Net cash used in investing activities for the first three months of 2024 increased $1.4 million compared to the first three months of 2023, primarily due to a $1.5 million increase in net capital expenditures.
Net cash used in financing activities was $124.2 million for the first three months of 2024 compared to $105.5 million for the first three months of 2023, primarily reflecting a $53.1 million increase in net debt payments in the first three months of 2024 compared to the first three months of 2023, partially offset by a $34.2 million decrease in share repurchases between periods.
Future Sources and Uses of Cash
To supplement cash from operations as our primary source of working capital, we plan to continue to utilize our three major credit facilities, which are the Amended and Restated Revolving Credit Facility (the Credit Facility), the Term Facility (the Term Facility) and the Receivables Securitization Facility (the Receivables Facility).
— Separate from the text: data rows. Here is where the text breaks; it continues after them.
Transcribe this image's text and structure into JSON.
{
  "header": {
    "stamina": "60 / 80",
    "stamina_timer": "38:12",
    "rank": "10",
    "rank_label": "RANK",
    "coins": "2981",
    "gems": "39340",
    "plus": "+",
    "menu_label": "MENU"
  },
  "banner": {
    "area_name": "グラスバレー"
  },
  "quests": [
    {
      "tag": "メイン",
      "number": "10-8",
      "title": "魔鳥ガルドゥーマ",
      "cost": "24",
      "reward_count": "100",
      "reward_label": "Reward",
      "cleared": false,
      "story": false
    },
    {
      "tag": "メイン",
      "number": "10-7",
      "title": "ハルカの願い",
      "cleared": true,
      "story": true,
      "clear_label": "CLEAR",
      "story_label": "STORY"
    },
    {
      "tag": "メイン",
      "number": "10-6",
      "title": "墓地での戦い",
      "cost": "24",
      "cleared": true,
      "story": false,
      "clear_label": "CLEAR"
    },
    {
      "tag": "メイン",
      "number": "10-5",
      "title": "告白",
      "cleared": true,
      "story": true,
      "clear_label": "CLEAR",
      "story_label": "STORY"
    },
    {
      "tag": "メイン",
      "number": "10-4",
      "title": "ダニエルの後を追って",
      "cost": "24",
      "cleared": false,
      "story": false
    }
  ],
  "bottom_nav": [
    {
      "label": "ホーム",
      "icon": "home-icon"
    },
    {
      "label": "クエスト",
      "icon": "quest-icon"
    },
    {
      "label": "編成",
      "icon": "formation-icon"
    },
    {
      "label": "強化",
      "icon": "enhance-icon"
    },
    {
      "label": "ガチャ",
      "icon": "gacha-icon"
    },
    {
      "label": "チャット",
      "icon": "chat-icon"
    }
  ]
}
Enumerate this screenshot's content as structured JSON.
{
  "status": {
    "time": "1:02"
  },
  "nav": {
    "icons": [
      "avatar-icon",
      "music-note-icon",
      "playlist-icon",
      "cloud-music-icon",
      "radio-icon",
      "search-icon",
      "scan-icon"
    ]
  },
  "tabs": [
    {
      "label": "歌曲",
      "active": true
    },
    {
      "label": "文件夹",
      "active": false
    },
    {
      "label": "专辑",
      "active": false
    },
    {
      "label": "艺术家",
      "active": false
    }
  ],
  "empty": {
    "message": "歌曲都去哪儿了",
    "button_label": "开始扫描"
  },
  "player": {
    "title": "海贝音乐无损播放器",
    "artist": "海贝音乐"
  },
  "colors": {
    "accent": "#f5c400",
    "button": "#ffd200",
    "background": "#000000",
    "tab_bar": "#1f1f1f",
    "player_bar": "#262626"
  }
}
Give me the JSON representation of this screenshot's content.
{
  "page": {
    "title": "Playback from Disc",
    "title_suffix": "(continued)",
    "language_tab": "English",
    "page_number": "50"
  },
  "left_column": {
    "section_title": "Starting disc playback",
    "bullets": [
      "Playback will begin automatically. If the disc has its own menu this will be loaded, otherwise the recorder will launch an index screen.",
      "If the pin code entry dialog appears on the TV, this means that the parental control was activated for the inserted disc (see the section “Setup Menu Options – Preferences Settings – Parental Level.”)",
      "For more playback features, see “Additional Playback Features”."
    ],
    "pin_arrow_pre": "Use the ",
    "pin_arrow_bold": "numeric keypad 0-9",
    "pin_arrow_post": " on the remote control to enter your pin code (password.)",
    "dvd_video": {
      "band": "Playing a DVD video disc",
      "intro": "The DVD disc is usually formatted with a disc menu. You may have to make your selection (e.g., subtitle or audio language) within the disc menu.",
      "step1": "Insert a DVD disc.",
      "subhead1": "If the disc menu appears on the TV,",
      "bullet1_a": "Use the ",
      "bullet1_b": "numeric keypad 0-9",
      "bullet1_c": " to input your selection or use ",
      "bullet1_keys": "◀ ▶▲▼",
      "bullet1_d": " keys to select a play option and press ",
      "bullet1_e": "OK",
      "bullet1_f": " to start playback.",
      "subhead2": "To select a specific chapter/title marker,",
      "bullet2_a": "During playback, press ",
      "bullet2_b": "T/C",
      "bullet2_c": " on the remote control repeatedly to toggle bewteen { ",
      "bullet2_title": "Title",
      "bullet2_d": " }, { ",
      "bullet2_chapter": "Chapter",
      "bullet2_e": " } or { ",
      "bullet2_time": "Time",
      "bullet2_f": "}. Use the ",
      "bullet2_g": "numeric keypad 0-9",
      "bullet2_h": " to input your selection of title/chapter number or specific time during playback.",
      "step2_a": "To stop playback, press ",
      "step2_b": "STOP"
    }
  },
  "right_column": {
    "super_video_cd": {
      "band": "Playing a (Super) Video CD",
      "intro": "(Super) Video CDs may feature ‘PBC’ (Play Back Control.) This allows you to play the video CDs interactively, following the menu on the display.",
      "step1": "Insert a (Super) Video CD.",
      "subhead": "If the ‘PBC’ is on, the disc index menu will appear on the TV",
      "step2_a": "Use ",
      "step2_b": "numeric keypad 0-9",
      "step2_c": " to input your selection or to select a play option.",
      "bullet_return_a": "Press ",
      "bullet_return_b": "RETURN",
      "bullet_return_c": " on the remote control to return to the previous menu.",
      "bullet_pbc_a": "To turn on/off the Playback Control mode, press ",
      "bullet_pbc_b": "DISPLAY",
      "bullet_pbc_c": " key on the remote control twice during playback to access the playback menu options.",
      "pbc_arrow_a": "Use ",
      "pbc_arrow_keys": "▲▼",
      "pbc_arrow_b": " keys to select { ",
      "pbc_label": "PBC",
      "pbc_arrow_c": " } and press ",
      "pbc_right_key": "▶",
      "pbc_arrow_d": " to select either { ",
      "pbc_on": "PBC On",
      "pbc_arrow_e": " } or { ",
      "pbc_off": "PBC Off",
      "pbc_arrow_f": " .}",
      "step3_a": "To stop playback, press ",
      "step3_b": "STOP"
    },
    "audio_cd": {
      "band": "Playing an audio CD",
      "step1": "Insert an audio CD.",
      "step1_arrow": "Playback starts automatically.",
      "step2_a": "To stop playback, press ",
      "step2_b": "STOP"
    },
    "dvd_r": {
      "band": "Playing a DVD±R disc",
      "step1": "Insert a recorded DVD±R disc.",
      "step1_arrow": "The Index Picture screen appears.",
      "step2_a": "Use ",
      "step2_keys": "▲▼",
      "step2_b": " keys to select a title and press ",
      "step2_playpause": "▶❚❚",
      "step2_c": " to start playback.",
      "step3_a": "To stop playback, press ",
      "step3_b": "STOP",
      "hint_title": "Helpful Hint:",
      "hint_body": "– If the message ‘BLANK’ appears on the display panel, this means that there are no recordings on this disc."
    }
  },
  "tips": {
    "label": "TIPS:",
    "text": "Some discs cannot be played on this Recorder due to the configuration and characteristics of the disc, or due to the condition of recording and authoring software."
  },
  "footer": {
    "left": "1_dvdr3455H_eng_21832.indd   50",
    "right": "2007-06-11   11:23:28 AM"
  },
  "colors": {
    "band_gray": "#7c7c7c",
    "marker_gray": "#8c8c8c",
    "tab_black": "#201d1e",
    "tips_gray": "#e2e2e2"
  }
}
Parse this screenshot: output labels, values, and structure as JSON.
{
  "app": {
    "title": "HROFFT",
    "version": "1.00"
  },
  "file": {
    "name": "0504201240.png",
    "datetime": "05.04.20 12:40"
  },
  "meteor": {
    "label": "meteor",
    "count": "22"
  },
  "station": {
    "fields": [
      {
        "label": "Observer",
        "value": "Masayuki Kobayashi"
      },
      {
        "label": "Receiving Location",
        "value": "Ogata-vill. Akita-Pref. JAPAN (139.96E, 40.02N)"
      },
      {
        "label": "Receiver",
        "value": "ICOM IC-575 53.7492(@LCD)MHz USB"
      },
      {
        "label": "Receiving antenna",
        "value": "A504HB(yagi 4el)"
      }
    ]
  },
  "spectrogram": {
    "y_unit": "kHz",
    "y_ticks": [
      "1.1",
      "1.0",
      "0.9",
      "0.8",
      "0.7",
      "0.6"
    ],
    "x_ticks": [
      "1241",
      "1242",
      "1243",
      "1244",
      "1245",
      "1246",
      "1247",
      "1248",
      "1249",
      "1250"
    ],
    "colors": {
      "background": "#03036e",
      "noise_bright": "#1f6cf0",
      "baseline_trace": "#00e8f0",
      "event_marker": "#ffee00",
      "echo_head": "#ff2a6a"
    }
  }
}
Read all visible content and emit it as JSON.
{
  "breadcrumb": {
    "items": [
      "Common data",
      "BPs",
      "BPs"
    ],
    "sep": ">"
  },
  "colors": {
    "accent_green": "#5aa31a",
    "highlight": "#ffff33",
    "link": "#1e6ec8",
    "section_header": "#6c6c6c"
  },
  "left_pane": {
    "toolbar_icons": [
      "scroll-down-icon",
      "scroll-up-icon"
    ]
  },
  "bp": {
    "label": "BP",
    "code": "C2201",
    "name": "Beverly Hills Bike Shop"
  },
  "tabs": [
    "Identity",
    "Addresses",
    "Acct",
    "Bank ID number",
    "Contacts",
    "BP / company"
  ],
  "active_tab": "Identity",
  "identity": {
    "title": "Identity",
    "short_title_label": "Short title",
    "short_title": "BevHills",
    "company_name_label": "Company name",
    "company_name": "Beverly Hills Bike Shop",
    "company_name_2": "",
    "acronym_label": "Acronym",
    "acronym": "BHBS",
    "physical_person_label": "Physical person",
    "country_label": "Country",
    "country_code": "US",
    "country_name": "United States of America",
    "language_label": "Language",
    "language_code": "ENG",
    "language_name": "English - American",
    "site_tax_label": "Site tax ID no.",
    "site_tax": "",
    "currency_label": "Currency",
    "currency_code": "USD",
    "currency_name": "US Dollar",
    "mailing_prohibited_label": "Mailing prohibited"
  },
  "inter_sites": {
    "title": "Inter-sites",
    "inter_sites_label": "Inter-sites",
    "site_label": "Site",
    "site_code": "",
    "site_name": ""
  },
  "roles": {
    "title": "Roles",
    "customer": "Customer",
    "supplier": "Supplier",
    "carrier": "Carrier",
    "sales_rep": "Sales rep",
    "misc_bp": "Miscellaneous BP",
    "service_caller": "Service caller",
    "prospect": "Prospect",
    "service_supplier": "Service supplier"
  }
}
For additional details regarding these facilities, see the summary descriptions below and more complete descriptions in Note 5 of our “Notes to Consolidated Financial Statements,” included in Part II, Item 8 in our 2023 Annual Report on Form 10-K and Note 5 of “Notes to Consolidated Financial Statements” included in Part I, Item 1 of this Form 10-Q.
Credit Facility
Our Credit Facility provides for $1.25 billion in borrowing capacity consisting of a $750.0 million five-year unsecured revolving credit facility and a $500.0 million term loan facility. The Credit Facility also includes sublimits for the issuance of swingline loans and standby letters of credit. We pay interest on revolving and term loan borrowings under the Credit Facility at a variable rate based on the one-month term secured overnight financing rate (Term SOFR), plus an applicable margin. The term loan requires quarterly amortization payments during the third, fourth and fifth years of the loan, beginning in September 2023 aggregating to 20% of the original principal amount of the loan, with all remaining principal due on the Credit Facility maturity date of September 25, 2026. We intend to continue to use the Credit Facility for general corporate purposes, for future share repurchases and to fund future growth initiatives.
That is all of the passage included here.